The rest of the film is riddled with predictable plot development and cliché characters. The only thing vaguely fresh is he New York City cop (Scott Caan) who is convinced that the hole left by Dave’s landing is something more than a case of vandalism, but even that angle is hampered by Caan’s overacting and the writing that leaves the other cops with nothing but a series of feckless macho posturing. The clincher is the attempt to get all warm and fuzzy about kids and love and the whole planet as being worth saving. Heart-warming, it is not with its stale, cloying dialogue. Annoying it is.

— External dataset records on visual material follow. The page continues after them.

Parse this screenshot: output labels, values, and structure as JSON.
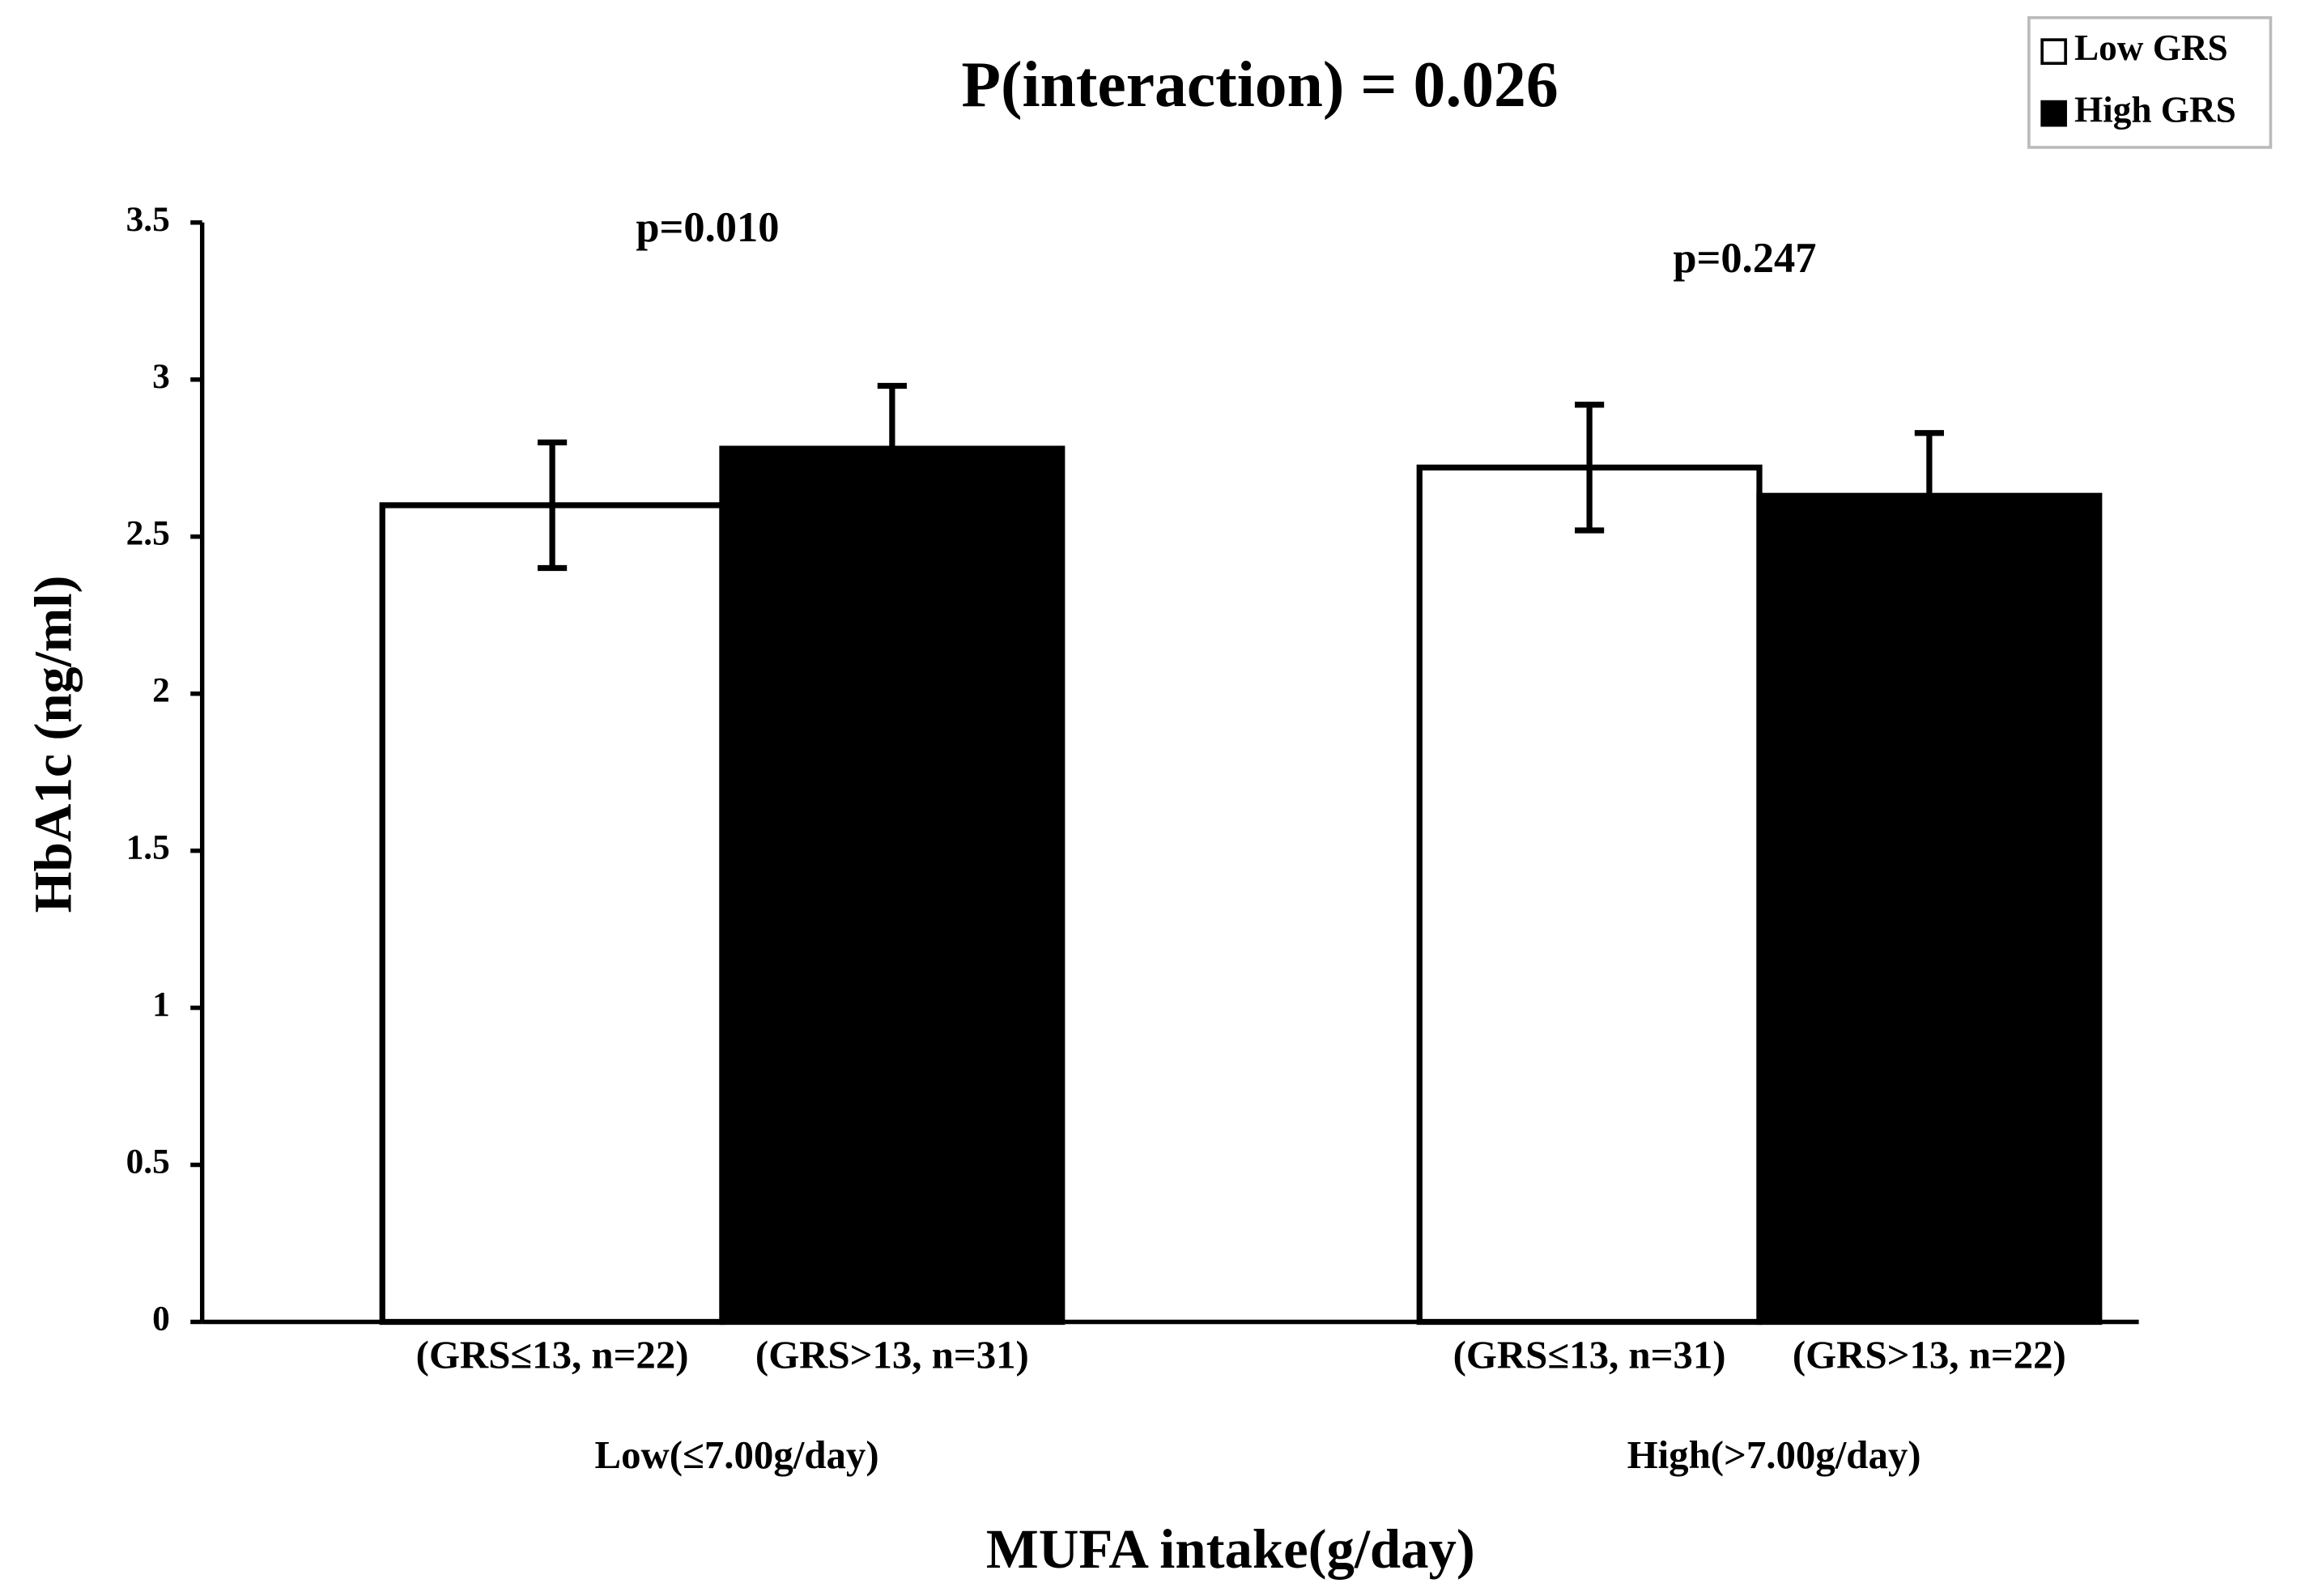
{
  "chart_data": {
    "type": "bar",
    "title": "P(interaction) = 0.026",
    "x_label": "MUFA intake(g/day)",
    "y_label": "HbA1c (ng/ml)",
    "categories": [
      "Low(≤7.00g/day)",
      "High(>7.00g/day)"
    ],
    "series": [
      {
        "name": "Low GRS",
        "color": "#ffffff",
        "values": [
          2.6,
          2.72
        ],
        "errors": [
          0.2,
          0.2
        ],
        "bar_labels": [
          "(GRS≤13, n=22)",
          "(GRS≤13, n=31)"
        ]
      },
      {
        "name": "High GRS",
        "color": "#000000",
        "values": [
          2.78,
          2.63
        ],
        "errors": [
          0.2,
          0.2
        ],
        "bar_labels": [
          "(GRS>13, n=31)",
          "(GRS>13, n=22)"
        ]
      }
    ],
    "annotations": [
      "p=0.010",
      "p=0.247"
    ],
    "ylim": [
      0,
      3.5
    ],
    "yticks": [
      0,
      0.5,
      1,
      1.5,
      2,
      2.5,
      3,
      3.5
    ],
    "grid": false,
    "legend": "top-right"
  }
}
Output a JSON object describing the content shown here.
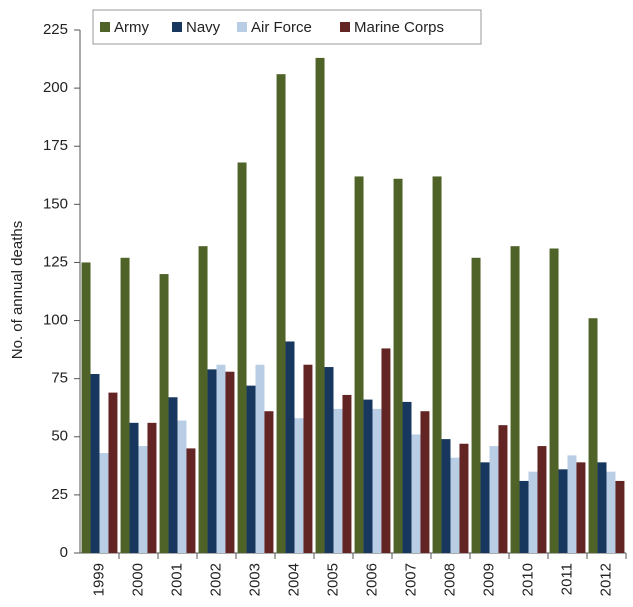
{
  "chart_data": {
    "type": "bar",
    "y_label": "No. of annual deaths",
    "categories": [
      "1999",
      "2000",
      "2001",
      "2002",
      "2003",
      "2004",
      "2005",
      "2006",
      "2007",
      "2008",
      "2009",
      "2010",
      "2011",
      "2012"
    ],
    "series": [
      {
        "name": "Army",
        "color": "#4f6228",
        "values": [
          125,
          127,
          120,
          132,
          168,
          206,
          213,
          162,
          161,
          162,
          127,
          132,
          131,
          101
        ]
      },
      {
        "name": "Navy",
        "color": "#17375e",
        "values": [
          77,
          56,
          67,
          79,
          72,
          91,
          80,
          66,
          65,
          49,
          39,
          31,
          36,
          39
        ]
      },
      {
        "name": "Air Force",
        "color": "#b9cde5",
        "values": [
          43,
          46,
          57,
          81,
          81,
          58,
          62,
          62,
          51,
          41,
          46,
          35,
          42,
          35
        ]
      },
      {
        "name": "Marine Corps",
        "color": "#632523",
        "values": [
          69,
          56,
          45,
          78,
          61,
          81,
          68,
          88,
          61,
          47,
          55,
          46,
          39,
          31
        ]
      }
    ],
    "ylim": [
      0,
      225
    ],
    "yticks": [
      0,
      25,
      50,
      75,
      100,
      125,
      150,
      175,
      200,
      225
    ],
    "grid": false,
    "legend": "top"
  }
}
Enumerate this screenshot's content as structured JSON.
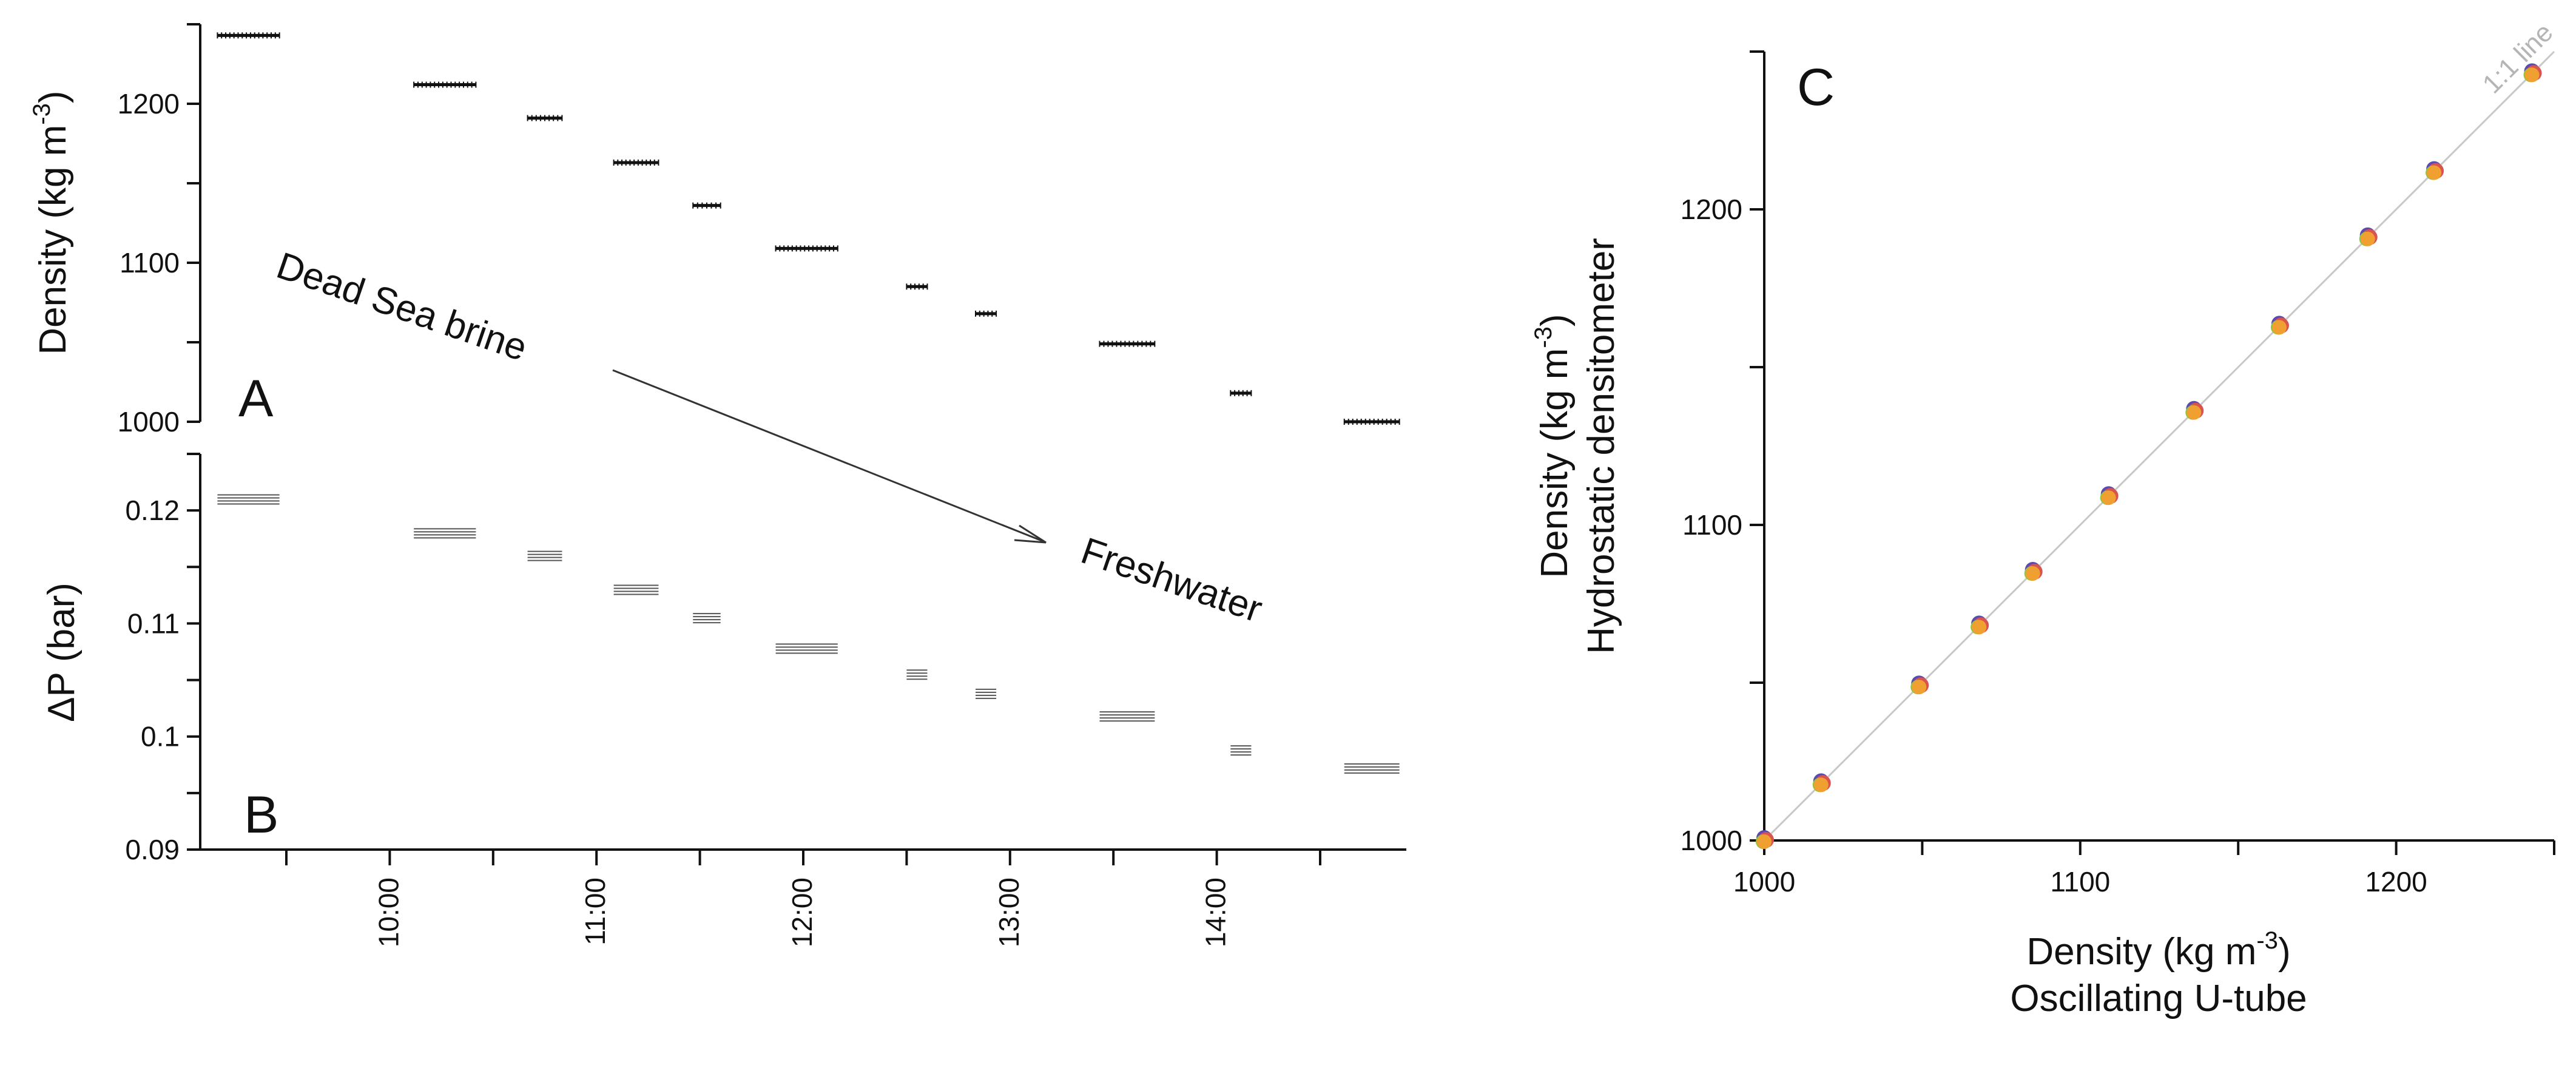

MEET DAVE isn’t the worst film that Eddie Murphy has ever made. Compared to, say, THE ADVENTURES OF PLUTO NASH or NORBIT, this is LAWRENCE OF ARABIA. It’s certainly not his best film, either. Rather, it is in that middling range, where the bland, the mediocre, and the lackadaisical reside. Film historians years from now might distinguish it as the point in Murphy’s career where he seemed to be downright confused about where to go next, which would explain why he went so many places here, and ended up running in circles.